Bare column names: If you are referring to a column named
a
, you can simply refer to it asa
in Tidier.jl. You are essentially referring toa
as if it was within an anonymous function, where the variablea
was mapped to the columna
in the data frame. If you want to refer to an objecta
that is defined outside of the data frame, then you can write!!a
, which we refer to as "bang-bang interpolation." This syntax is motivated by the tidyverse, where the!!
operator was selected because it is the least-bad "polite fiction" way of representing lazy interpolation.Auto-vectorized code: Most data transformation functions and operators are intended to be used on scalars. However, transformations are usually performed on columns of data (represented as 1-dimensional arrays, or vectors), which means that most functions need to be vectorized, which can get unwieldy and verbose. However, there are functions which operate directly on vectors and thus should not be vectorized when applied to columns (e.g.,
mean()
andmedian()
). Tidier.jl uses a customizable look-up table to know which functions to vectorize and which ones not to vectorize. This means that you can largely leave code as un-vectorized (i.e.,mean(a + 1)
rather thanmean(a .+ 1)
), and Tidier.jl will correctly infer convert the first code into the second before running it. There are several ways to manually override the defaults.
Lastly, the reason you should consider using Tidier.jl is that it brings a consistent syntax not only to data manipulation but also to plotting (by wrapping Makie.jl and AlgebraOfGraphics.jl) and to the handling of categorical variables, strings, and dates. Wherever possible, Tidier.jl uses existing classes rather than defining new ones. As a result, using Tidier.jl should never preclude you from using other Base Julia functions with which you may already be familiar.
I'm an R user and I'm perfectly happy with the tidyverse. Why should I consider using Tidier.jl?
If you're happy with the R tidyverse, then there's no imminent reason to switch to using Tidier.jl. While DataFrames.jl (the package on which TidierData.jl depends) is faster than R's dplyr and tidyr on benchmarks, there are other faster backends in R that allow for the use of tidyverse syntax with better speed (e.g., dtplyr, tidytable, tidypolars).
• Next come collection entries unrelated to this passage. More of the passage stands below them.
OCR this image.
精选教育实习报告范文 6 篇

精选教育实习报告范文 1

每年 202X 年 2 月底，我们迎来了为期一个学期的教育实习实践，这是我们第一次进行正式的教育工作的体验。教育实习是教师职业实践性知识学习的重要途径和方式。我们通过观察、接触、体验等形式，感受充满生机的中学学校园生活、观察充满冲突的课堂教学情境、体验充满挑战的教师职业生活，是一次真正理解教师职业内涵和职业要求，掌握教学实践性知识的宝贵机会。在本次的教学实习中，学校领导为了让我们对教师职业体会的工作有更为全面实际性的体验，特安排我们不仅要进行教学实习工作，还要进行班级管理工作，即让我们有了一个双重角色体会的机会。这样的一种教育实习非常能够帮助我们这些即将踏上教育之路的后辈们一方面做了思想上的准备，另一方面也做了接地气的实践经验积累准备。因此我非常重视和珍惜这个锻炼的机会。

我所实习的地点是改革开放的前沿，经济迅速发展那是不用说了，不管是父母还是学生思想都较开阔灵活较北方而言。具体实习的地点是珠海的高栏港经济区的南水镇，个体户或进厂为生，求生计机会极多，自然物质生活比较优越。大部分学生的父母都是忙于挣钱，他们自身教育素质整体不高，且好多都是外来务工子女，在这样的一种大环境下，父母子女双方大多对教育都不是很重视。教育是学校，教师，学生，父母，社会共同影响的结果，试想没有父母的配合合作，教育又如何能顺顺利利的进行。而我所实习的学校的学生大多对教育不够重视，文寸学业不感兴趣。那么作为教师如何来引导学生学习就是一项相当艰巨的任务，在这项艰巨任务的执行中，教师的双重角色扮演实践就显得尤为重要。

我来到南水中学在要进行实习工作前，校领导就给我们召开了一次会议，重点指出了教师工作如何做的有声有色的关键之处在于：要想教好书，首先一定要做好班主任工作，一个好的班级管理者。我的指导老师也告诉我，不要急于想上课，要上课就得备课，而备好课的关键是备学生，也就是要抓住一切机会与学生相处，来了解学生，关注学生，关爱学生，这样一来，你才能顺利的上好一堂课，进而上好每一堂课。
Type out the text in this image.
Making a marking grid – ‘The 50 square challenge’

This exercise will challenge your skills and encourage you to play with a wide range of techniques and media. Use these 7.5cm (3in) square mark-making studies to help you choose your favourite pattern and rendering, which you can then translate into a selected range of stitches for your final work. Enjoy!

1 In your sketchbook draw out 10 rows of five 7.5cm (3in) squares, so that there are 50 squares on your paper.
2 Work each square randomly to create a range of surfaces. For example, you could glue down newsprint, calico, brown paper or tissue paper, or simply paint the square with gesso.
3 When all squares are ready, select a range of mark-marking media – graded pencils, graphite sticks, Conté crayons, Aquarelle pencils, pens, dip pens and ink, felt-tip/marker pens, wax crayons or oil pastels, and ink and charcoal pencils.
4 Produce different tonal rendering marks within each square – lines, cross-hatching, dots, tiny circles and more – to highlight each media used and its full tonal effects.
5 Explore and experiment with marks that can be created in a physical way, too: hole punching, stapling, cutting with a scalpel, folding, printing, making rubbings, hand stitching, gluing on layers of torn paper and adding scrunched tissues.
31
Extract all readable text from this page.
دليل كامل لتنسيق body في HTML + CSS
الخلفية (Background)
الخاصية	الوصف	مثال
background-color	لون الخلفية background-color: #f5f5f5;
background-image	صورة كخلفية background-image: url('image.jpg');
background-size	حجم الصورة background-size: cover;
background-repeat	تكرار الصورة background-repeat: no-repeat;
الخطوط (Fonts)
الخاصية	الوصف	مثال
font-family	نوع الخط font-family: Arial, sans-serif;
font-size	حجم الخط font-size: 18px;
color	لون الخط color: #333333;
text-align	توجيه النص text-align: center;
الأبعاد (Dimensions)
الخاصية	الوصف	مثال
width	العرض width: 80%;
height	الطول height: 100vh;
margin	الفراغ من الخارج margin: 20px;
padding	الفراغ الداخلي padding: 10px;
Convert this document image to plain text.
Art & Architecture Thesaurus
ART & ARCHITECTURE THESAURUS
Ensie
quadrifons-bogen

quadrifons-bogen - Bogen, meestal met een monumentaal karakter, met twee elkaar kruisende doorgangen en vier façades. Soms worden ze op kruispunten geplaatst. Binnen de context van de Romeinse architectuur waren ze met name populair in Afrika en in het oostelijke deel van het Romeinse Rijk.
The primary reason to consider using Tidier.jl is the value proposition of using Julia itself. Julia has many similarities to R (e.g., interactive coding in a console, functional style, multiple dispatch, dynamic data types), but unlike R, Julia is automatically compiled (to LLVM) before it runs. This means that certain compiler optimations, which are normally only possible in more verbose languages like C/C++ become available to Julia. There are a number of situations in R where the end-user is able to write fast R code as a direct result of C++ being used on the backend (e.g., through the use of the Rcpp package). This is why R is sometimes referred to as a glue language – because it provides a very nice way of glueing together faster C++ code.
The main value proposition of Julia is that you can use it as both a glue language and as a backend language. Tidier.jl embraces the glue language aspect of Julia while relying on packages like DataFrames.jl and Makie.jl on the backend.
While Julia has very mature backends, we hope that Tidier.jl demonstrates the value of, and need for, more glue-oriented data analysis packages in Julia.
Why does Tidier.jl re-export so many packages?
Tidier comes with batteries included. If you are using Tidier, you generally won't have to load in other packages for basic data analysis. Tidier is meant for interactive use. You can start your code with using Tidier
and expect to have what you need at your fingertips.
If you are a package developer, then you definitely should consider depending on one of the smaller packages that make up Tidier.jl rather than Tidier itself. For example, if you want to use the categorical variable functions from Tidier, then you should use rely on only TidierCats.jl as a dependency.
Should I update Tidier.jl or the underlying packages (e.g., TidierPlots.jl) individually?
Either approach is okay. For most users, we recommend updating Tidier.jl directly, as this will update the underlying packages up to their latest minor versions (but not necessarily up to their latest patch release). However, if you need access to the latest functionality in the underlying packages, you should feel free to update them directly. We will keep Tidier.jl future-proof to underlying package updates, so this shouldn't cause any problems with Tidier.jl.